Author: Andrew Aksyonoff
Aimed at: Web developers interested in text search
Pros: Good introduction to text search
Cons: Limited technical coverage, lacks an index
Reviewed by: Ian Elliot
A slim book by the designer of Sphinx with the subtitle "From installation to relevance tuning" sounds useful to its potential users. Is it essential?
Sphinx is a free-to-use, open source, search engine and it isn't surprising if you haven't heard of it. It is used by some high profile websites, however, including Craigslist serving over 50 million queries per day, Slashdot, Scribd, Mozilla and so on.
It is special in that it is designed to index database content rather than collections of documents. Although you can make it index general documents if you are prepared to do some work. You might think that indexing a database is something a database should do for itself, but a very common use of a database is to store the full text of a website and this needs more than just basic database indexing. Sphinx is all about implementing full text search on the documents stored in the database. Currently it works with MySQL, MSSQL, PostgreSQL, and it supports ODBC connectivity.

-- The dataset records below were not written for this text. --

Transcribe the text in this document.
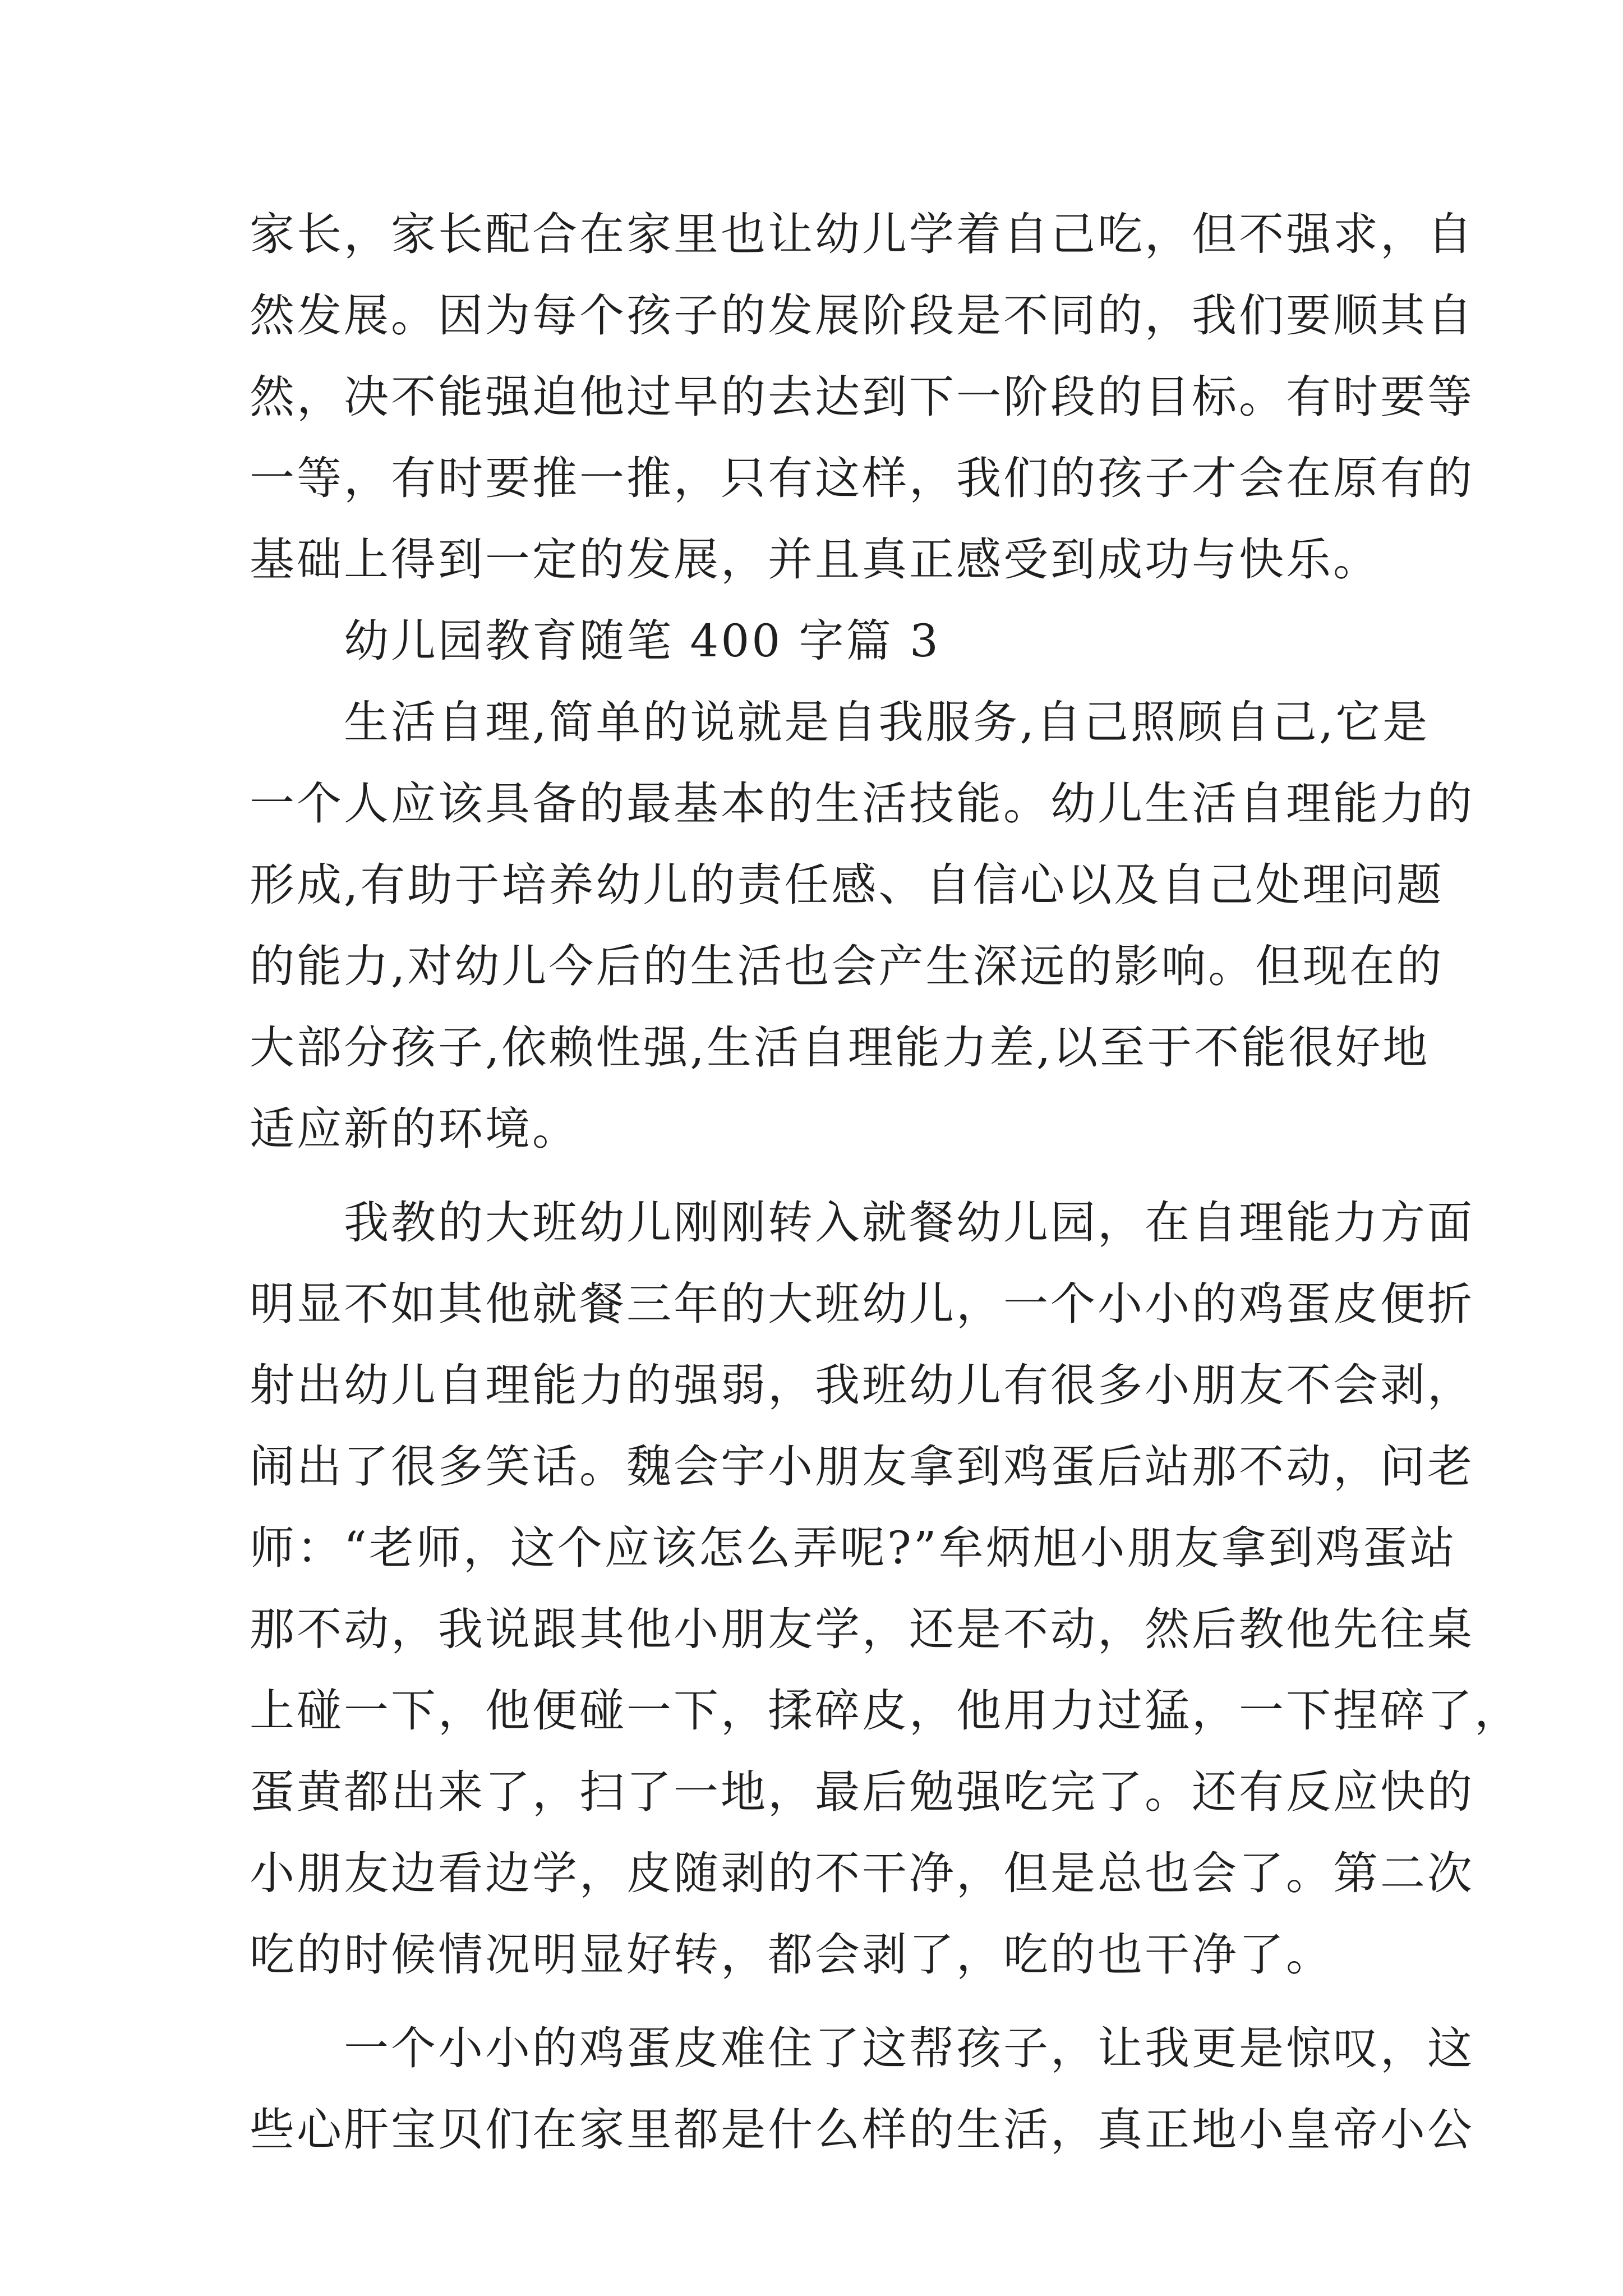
家长，家长配合在家里也让幼儿学着自己吃，但不强求，自
然发展。因为每个孩子的发展阶段是不同的，我们要顺其自
然，决不能强迫他过早的去达到下一阶段的目标。有时要等
一等，有时要推一推，只有这样，我们的孩子才会在原有的
基础上得到一定的发展，并且真正感受到成功与快乐。
　　幼儿园教育随笔 400 字篇 3
　　生活自理,简单的说就是自我服务,自己照顾自己,它是
一个人应该具备的最基本的生活技能。幼儿生活自理能力的
形成,有助于培养幼儿的责任感、自信心以及自己处理问题
的能力,对幼儿今后的生活也会产生深远的影响。但现在的
大部分孩子,依赖性强,生活自理能力差,以至于不能很好地
适应新的环境。
　　我教的大班幼儿刚刚转入就餐幼儿园，在自理能力方面
明显不如其他就餐三年的大班幼儿，一个小小的鸡蛋皮便折
射出幼儿自理能力的强弱，我班幼儿有很多小朋友不会剥，
闹出了很多笑话。魏会宇小朋友拿到鸡蛋后站那不动，问老
师：“老师，这个应该怎么弄呢?”牟炳旭小朋友拿到鸡蛋站
那不动，我说跟其他小朋友学，还是不动，然后教他先往桌
上碰一下，他便碰一下，揉碎皮，他用力过猛，一下捏碎了，
蛋黄都出来了，扫了一地，最后勉强吃完了。还有反应快的
小朋友边看边学，皮随剥的不干净，但是总也会了。第二次
吃的时候情况明显好转，都会剥了，吃的也干净了。
　　一个小小的鸡蛋皮难住了这帮孩子，让我更是惊叹，这
些心肝宝贝们在家里都是什么样的生活，真正地小皇帝小公
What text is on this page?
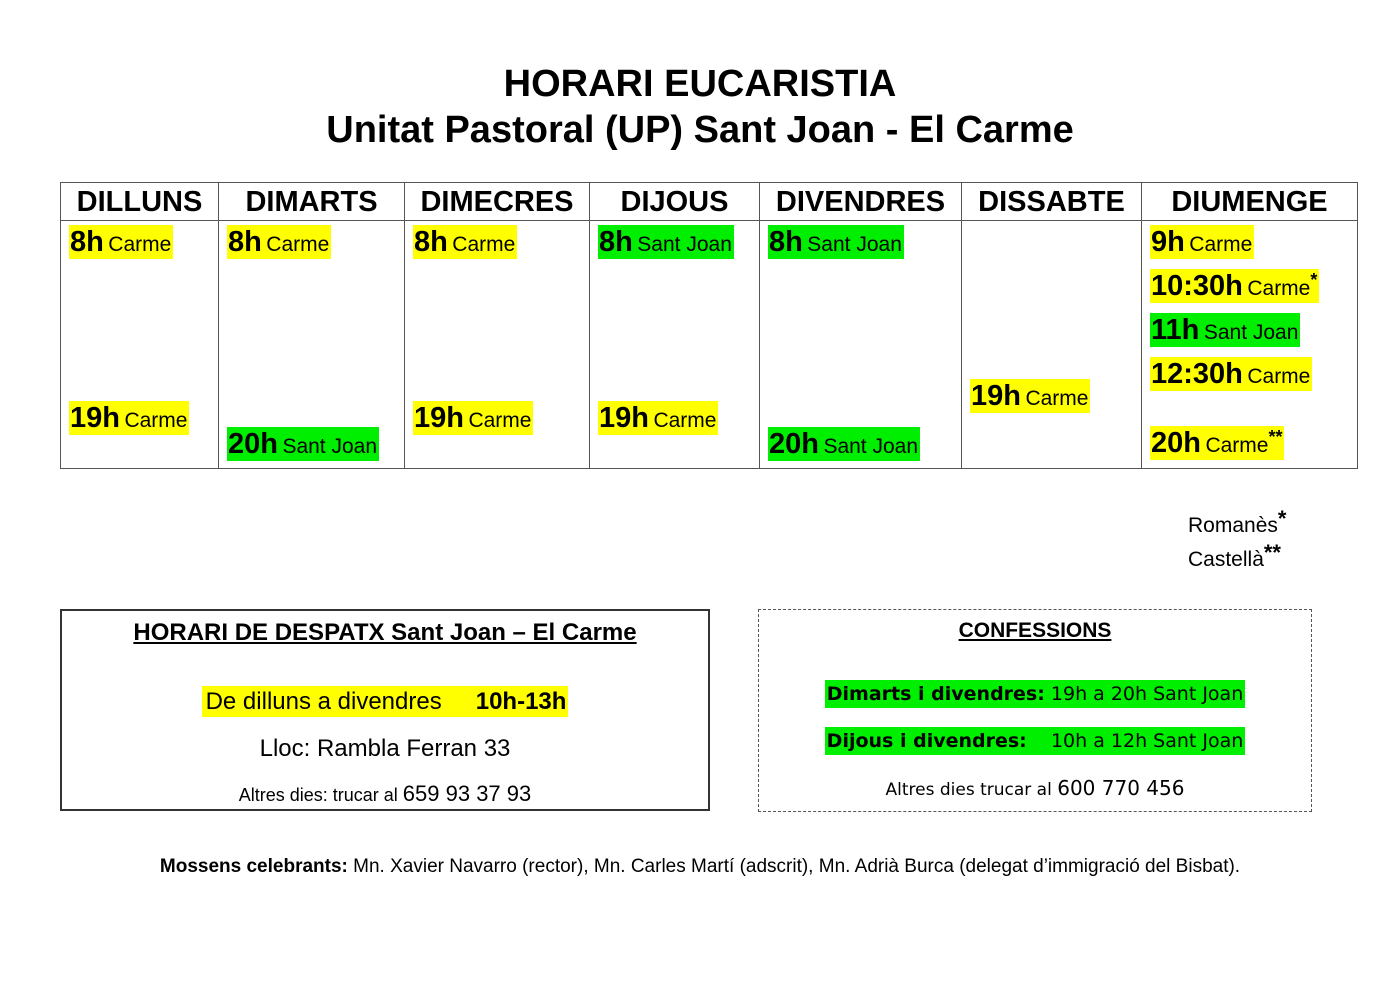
HORARI EUCARISTIA
Unitat Pastoral (UP) Sant Joan - El Carme
DILLUNS
8h Carme
19h Carme
DIMARTS
8h Carme
20h Sant Joan
DIMECRES
8h Carme
19h Carme
DIJOUS
8h Sant Joan
19h Carme
DIVENDRES
8h Sant Joan
20h Sant Joan
DISSABTE
19h Carme
DIUMENGE
9h Carme
10:30h Carme*
11h Sant Joan
12:30h Carme
20h Carme**
Romanès*
Castellà**
HORARI DE DESPATX Sant Joan – El Carme
De dilluns a divendres 10h-13h
Lloc: Rambla Ferran 33
Altres dies: trucar al 659 93 37 93
CONFESSIONS
Dimarts i divendres: 19h a 20h Sant Joan
Dijous i divendres: 10h a 12h Sant Joan
Altres dies trucar al 600 770 456
Mossens celebrants: Mn. Xavier Navarro (rector), Mn. Carles Martí (adscrit), Mn. Adrià Burca (delegat d’immigració del Bisbat).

This is a book on using Sphinx written by its designer and as such you would expect an inside view. The book opens with a really nice chapter on the theory of text search. It provides an overview of why text search is different, the sorts of idea that are central to implementing it, and many of the linguistics ideas, such as stemming, that are part of it.
Once we get onto Chapter 2 and working with Sphinx things aren't quite as well explained. The getting started instructions are a bit vague, but as long as you are prepared to put some effort into interpreting them you should be able to get the samples working. Although Sphinx does work under Windows the examples are all Linux based. The problem seems to be that the author doesn't have a clear idea what the complete beginner needs to know to follow how to use Sphinx.
The chapter also covers a lot of ground and perhaps it would be better split into multiple, more focused, chapters. For example, it covers building Sphinx from the source code, which could be relegated to an appendix even. A separate chapter on using the API would also be a good idea.
Chapter 3 is about basic indexing. Chapter 4 follows on with basic searching. At this point in the book you have seen most of the basic techniques of using Sphinx to search a database. Chapter 5 deals with management and fine tuning. The final chapter is on relevance ranking, including how to construct your own functions.
This is a reasonable introduction to Sphinx and it does a reasonable job of making you see what it does and how it does it. It is also worth noting that the documentation on the Sphinx website is very good and goes further a lot further than the book. It also provides examples of using Sphinx via the API in PHP right from the start.
What the book fails to do is provide any example of how text search and Sphinx might all fit together into an existing website. Of course you might well be up to the task of working it all out for yourself, but some guidance on best practices would have been nice. Ironically for a book on text search, it lacks an index
If you are thinking of using Sphinx then this book is a handy, but not essential, addition to the online documentation.